Effect of Orphaned Device/Tags on System Performance

I have an entire folder of tags that were connected to a device that is no longer on the network. Of course, I could just delete the entire folder. However, we've taken over this system from another integrator, which makes me a little hesitant to do so.

For now the device is still configured, just not connected.

What are the performance implications, if any, of

  1. Leaving the device configured, even though it will never be connected.
  2. Leaving the tags on the gateway, even though all of them have a configuration error due to the device being disconnected.

Just disable them all?
Or..
If they will never be used, I would just export the tags to xml or json, document where the file is stored and then delete them.

1 Like

If I could quickly disable them at the top-level folder, sure I'd do that.
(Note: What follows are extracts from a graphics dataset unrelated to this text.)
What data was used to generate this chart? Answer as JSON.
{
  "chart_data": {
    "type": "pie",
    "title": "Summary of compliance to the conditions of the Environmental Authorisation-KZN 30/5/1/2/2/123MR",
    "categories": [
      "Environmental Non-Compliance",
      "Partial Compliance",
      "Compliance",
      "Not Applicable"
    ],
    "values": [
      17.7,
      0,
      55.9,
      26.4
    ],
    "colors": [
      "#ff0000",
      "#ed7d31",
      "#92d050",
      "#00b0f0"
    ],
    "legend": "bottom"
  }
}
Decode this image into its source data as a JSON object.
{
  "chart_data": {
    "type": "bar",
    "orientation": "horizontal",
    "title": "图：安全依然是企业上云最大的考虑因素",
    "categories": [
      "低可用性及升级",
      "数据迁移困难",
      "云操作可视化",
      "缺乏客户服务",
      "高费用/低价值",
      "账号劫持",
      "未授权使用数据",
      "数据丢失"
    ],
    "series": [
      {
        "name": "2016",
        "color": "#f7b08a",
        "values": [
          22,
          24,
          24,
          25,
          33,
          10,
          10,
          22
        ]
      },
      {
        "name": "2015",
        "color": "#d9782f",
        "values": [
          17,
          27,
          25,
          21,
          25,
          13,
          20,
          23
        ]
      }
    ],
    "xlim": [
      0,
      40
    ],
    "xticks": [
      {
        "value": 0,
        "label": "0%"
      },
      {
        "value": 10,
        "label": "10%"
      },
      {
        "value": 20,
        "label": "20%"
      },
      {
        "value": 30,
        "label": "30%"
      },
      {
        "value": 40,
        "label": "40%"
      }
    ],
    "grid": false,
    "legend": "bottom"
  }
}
I also considered exporting them. I think I'll do that and store it with the GWBK.

How do I export just one folder? Just right-click the folder and export from there. (It would be nice if there was some indication of exactly what you were exporting)

Is there a way to export the tags and include any UDTs that would be required to define them when imported?

Just do a full UDT tag folder export as well?
it will be small files, not a big deal.

It will export any tags in the underlying selected folder, if any overrides are on them it will export those, if not overriden it will leave those parameters blank.

I would just disable the device connection. The config errors are pretty static, and very low overhead.